- Foust pictured in the 1921 Pine Needles yearbook

President of the University of North Carolina at Greensboro
- In office 1906–1934
- Preceded by: Charles Duncan McIver
- Succeeded by: Walter Clinton Jackson

Personal details
- Born: November 23, 1865 Alamance County, North Carolina
- Died: February 15, 1946 (aged 80) Lakeland, Florida

= Julius Isaac Foust =

Julius Isaac Foust (1865-1946) was the second president of the school now known as The University of North Carolina at Greensboro, serving from 1906 until his retirement in 1934.

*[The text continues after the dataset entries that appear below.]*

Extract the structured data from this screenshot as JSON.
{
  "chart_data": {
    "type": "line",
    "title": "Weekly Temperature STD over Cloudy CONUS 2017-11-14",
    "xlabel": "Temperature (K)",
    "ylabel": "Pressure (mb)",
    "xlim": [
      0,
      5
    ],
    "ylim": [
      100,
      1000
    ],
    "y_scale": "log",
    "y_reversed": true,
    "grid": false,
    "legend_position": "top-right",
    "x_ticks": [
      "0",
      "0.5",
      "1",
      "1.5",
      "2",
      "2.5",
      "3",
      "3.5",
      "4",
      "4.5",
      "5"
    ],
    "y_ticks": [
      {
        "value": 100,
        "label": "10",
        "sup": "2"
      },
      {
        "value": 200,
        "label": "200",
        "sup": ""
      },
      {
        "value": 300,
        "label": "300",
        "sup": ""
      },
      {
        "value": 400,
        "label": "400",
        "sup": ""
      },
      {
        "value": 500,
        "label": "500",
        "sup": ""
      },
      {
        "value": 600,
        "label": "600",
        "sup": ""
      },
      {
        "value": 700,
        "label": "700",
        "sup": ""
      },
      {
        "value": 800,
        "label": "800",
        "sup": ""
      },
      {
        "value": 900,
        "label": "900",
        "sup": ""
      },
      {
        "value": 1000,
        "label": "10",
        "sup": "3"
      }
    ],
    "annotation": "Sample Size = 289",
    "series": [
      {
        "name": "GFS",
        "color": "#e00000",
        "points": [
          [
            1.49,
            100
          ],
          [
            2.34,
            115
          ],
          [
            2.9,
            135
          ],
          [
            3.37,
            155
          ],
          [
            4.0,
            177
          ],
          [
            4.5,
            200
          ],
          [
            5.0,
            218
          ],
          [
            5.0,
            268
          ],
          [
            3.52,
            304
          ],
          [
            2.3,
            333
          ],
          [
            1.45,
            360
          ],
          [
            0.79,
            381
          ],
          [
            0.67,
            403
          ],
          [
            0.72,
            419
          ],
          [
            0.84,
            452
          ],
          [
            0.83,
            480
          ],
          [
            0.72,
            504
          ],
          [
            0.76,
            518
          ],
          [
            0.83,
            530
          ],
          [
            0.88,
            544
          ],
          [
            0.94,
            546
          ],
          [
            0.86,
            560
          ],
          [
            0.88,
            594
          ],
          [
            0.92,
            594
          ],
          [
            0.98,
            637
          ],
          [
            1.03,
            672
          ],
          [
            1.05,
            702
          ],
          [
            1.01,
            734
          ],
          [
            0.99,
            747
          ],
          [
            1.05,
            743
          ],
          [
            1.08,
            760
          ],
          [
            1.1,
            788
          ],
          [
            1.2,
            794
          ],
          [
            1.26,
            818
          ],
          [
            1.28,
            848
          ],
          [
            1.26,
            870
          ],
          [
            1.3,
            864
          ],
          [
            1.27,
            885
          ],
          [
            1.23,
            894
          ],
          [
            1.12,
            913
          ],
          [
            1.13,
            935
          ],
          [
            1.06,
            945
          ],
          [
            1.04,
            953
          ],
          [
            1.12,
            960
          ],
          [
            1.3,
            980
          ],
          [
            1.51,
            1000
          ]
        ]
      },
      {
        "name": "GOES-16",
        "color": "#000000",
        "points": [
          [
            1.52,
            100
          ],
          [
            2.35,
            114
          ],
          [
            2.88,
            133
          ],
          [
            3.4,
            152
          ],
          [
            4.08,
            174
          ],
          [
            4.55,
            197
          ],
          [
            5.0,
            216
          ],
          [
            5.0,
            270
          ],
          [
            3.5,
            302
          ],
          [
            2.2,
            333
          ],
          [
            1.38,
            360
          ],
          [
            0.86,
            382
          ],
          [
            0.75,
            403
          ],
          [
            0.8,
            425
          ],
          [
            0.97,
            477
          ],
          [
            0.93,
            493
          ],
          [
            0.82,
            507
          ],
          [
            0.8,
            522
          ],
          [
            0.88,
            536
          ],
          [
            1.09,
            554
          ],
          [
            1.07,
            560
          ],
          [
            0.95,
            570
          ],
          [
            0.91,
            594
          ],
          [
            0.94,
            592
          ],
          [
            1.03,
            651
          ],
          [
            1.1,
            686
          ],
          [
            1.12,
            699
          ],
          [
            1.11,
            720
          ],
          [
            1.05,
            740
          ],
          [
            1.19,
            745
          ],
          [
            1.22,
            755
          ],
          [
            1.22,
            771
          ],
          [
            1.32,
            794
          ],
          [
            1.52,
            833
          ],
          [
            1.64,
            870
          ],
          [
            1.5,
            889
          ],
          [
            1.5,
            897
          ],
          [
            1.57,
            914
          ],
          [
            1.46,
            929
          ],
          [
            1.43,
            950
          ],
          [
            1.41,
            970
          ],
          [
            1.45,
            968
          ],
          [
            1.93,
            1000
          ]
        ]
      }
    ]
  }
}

Foust was a native of Alamance County, North Carolina and an 1890 graduate of the University of North Carolina at Chapel Hill with a degree in philosophy. He served as a teacher, principal, and superintendent of schools in Wilson, North Carolina and Goldsboro, North Carolina. In 1902, he arrived at State Normal and Industrial School (now UNCG) as a professor of education. Upon the death of founding president Charles Duncan McIver in September 1906, Foust was named interim president of the school. In 1907, he was officially named the second president of State Normal.
Under Foust's leadership, the school grew from a total student body of 461 in 1907 to 1,761 in 1931. By 1931, it was the third largest college for women in the country. The physical plant also grew during his presidency. Between 1906 and 1934, the campus added eleven residence halls, three dining halls, a gymnasium, music building, auditorium, classroom building, infirmary, and more.
Upon retirement, Foust was made president emeritus of the college. He died at his winter home in Lakeland, Florida, on February 15, 1946. He was buried in Green Hill Cemetery in Greensboro, North Carolina.
On February 22, 1960, the main administrative building on campus was renamed the Julius I. Foust Building in honor of Foust's contributions to the campus. The Julius Foust Elementary School in Greensboro is also named in his memory.